Learning about the work of Sigmund Freud, he became interested in then-nascent psychoanalysis, and participated in the first Congress of the International Psychoanalytical Association in Salzburg in 1908, then became a member of Wednesday Psychological Society from 1910. He moved to Vienna to become more involved in the psychoanalytic movement, alongside Freud. Freud cited Jekels's work on auto-erotic drives in his 1915 Papers on Metapsychology. Jekels also attempted to introduce psychoanalysis into Poland and translated Freud's texts into Polish, including (with his wife Helena Ivánka) the Psychopathology of Everyday Life.

Jekels treated 15-year-old Anna Freud in the summer of 1910 for her psychological problems in his sanatorium. Her father thanked Jekels profusely for the positive result. Jekels made no secret of the fact that he couldn't stand his other patients when talking to Anna and her aunt Minna Bernays. He closed his sanatorium two years later.

Jekels's "The Turning Point in the Life of Napoleon I" (1914) was an early example of psycho-history. He also attempted to interpret Shakespeare's works from a psychoanalytical point of view in the work "Psychoanalytical Structure of Macbeth."

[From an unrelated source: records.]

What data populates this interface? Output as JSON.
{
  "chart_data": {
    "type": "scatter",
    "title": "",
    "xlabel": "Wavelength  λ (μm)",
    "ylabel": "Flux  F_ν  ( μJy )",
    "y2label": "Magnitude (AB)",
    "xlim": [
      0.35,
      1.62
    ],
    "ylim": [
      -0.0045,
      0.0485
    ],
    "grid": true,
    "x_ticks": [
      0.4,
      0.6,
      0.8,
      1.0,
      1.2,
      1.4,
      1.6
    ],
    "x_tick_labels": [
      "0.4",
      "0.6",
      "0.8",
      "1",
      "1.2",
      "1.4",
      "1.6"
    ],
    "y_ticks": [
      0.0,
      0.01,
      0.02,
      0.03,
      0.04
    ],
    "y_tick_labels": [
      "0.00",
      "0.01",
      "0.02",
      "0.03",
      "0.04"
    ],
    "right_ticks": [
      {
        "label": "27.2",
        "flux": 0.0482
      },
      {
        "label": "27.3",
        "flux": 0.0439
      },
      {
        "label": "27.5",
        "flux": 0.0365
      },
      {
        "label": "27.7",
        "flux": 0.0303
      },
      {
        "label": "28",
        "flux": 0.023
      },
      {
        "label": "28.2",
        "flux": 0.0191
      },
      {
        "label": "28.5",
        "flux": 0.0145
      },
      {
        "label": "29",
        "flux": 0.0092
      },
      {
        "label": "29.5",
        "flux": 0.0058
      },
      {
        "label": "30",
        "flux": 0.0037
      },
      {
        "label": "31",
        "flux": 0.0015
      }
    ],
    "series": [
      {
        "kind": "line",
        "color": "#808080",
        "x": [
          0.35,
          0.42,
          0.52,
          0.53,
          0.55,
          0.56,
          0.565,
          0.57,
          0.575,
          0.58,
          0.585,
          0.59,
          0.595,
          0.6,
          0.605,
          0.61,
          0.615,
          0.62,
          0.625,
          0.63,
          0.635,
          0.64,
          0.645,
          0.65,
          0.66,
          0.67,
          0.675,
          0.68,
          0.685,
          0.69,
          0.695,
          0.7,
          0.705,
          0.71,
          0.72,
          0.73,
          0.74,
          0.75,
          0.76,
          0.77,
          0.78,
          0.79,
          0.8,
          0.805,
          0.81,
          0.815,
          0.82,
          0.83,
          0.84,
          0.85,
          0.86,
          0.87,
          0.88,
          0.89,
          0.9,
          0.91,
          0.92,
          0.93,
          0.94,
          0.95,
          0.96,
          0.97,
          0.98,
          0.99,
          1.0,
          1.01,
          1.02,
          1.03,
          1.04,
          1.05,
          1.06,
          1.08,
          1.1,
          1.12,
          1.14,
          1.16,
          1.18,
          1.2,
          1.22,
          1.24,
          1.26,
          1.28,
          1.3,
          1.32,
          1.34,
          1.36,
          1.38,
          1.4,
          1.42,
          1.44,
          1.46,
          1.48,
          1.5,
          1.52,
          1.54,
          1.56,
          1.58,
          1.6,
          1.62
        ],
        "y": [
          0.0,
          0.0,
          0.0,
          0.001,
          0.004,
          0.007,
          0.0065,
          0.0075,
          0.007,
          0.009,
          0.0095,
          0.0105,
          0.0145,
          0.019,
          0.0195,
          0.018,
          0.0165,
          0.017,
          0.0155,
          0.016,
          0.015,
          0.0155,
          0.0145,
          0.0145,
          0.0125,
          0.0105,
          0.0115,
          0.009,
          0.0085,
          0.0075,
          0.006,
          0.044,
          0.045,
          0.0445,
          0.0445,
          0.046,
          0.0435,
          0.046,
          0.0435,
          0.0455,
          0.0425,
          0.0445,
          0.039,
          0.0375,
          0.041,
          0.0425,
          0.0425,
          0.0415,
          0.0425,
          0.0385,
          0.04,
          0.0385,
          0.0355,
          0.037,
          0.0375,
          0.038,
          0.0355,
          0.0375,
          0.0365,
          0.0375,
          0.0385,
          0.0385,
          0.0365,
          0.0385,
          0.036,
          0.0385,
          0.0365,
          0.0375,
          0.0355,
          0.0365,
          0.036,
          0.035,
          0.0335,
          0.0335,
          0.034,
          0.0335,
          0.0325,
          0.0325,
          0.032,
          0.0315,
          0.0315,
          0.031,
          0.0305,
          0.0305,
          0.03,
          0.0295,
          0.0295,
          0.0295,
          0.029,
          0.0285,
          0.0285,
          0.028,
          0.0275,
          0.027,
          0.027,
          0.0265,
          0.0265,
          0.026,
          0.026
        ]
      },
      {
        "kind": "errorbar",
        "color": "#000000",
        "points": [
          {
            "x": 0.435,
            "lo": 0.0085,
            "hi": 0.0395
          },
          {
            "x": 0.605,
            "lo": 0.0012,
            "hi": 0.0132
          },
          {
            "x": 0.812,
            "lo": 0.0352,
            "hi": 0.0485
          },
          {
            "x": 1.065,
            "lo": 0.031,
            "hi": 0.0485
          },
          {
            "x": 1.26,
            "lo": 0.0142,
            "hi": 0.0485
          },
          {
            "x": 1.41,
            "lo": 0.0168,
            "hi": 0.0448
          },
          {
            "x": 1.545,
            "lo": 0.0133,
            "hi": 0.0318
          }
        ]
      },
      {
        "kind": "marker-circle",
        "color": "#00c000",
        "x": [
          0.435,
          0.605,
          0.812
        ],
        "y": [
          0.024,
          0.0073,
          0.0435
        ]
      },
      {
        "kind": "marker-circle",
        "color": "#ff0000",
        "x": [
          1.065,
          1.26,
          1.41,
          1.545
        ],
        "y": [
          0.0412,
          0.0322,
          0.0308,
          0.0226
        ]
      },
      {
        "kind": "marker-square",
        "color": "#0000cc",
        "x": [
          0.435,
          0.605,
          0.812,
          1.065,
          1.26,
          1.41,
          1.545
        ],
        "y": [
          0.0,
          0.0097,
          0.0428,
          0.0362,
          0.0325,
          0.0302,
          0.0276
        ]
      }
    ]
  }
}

Jekels was a staunch socialist and later joined the communist movement in Austria. Faced with the advent of Nazism in Austria, Jekels left the country in 1935 for Sweden, which he then left for the United States. There he became an Honorary Member of the New York Psychoanalytic Society.

== Selected publications ==
- Leczenie psychonewroz za pomoca metody psychoanalitysnej Freuda, tudziez kazuistyka, 1909, Med. Kron Lek, Warsaw.
- "Einige Bemerkungen zur Trieblehre," in Internationale Zeitschrift für Psychoanalyse, 1913, 1, 439–443.
- "Der Wendepunkt im Leben Napoleons I," in Imago, 1914, 3, 313–381.
- "The Problem of the Duplicated Expression of Psychic Themes," in International Journal of Psycho-Analysis 1933, 14, ss. 300-309.
- "Die psychoanalytische Therapie," in Svenska Läkartidningen, 1936, 33, 1797–1802, 1821–1831.
- Selected Papers, 1957. London: Imago.